A young woman who was intoxicated and unconscious was allegedly raped by a Stanford student names Brock Turner (allegedly because it has not been proven in court). And not just any student, but a student athlete who was heavily recruited for the swim team (swimming is big at Stanford). Normally these kinds of stories have dismal endings for the alleged victim for in addition to the rape itself the allegedly perpetrators are rarely expelled from school or even kicked of their sports team never mind facing charges. But that’s not what happened this time at Stanford.
Two male students on bicycles spotted Turner on top of a woman who was clearly unconscious. Instead of just cycling away or giving a lame, ‘Dude, stop,” they intervened. Physically. They got him off the woman and held him until the police came.
The police actually came and arrested Turner.
The prosecutors are charging Turner.
Turner is not allowed back on campus.
Stanford was previously identified as a school with serious issues regarding their handling of sexual assaults and apparently they have been working hard to improve that, although we don’t know what would have happened had two good people not decided that rape is everyone’s business. It’s sad that a victim’s word is often not enough and even worse when a woman can’t remember what happened (and so clearly could never have consented) she is simply dismissed. However, this case is really important to me and not just because the University and the prosecutor and the police did the right things, but because two people thought that it was their business.

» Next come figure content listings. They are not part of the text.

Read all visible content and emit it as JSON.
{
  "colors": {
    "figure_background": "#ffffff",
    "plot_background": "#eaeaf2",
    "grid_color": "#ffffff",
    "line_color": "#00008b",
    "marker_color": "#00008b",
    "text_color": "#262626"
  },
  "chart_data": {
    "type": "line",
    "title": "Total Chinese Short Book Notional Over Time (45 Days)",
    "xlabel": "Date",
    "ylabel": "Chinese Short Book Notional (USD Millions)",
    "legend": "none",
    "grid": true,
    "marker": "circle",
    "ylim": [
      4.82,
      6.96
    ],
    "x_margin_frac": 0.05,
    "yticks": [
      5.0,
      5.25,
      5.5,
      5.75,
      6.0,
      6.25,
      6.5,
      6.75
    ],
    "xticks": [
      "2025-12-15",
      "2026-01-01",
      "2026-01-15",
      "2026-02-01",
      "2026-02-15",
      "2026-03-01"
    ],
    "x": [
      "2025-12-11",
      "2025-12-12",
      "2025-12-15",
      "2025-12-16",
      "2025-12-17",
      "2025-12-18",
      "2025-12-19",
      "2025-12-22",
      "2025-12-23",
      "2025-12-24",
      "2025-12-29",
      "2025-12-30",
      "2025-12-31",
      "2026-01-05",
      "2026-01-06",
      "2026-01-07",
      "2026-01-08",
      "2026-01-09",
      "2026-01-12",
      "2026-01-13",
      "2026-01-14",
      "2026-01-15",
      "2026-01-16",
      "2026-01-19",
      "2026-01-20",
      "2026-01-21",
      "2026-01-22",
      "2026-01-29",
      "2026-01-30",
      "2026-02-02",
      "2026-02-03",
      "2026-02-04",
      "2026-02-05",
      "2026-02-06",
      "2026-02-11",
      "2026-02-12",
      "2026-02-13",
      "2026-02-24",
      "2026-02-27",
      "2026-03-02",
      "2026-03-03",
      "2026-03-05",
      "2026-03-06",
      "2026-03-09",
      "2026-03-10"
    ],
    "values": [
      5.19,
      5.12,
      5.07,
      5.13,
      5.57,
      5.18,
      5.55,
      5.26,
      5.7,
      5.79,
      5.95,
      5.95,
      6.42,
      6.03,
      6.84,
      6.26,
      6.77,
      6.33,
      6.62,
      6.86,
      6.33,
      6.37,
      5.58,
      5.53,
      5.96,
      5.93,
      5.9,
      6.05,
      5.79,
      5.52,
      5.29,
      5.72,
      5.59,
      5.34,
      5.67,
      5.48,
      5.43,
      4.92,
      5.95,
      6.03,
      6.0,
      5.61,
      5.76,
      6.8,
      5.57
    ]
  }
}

Once upon a time I was a young and had too much to drink at a party. Somehow through the Peach Schnapps’ goggles I thought leaving with 3 guys who I had never met before was a good idea. The next thing I knew my friend Jill was pounding on the hood of the car to force the driver to stop and then she hauled me out. I don’t remember anything else except waking up safely in Jill’s bed in clean sweats and a t-shirt. I could not have consented to anything the night before and while those guys could have been sweet gentlemen intent on driving me to my house, the facts suggested an alternate, less savory ending.
We all need to be more like Jill or like these two men at Stanford. Sometimes we will be able to spot things before and sometimes, sadly, it will be for damage control.
We must talk about changing attitudes towards sexual assault, but we need to remember that also means being prepared to step up and step in.
Rape won’t stop until we all take the responsibility of ending it.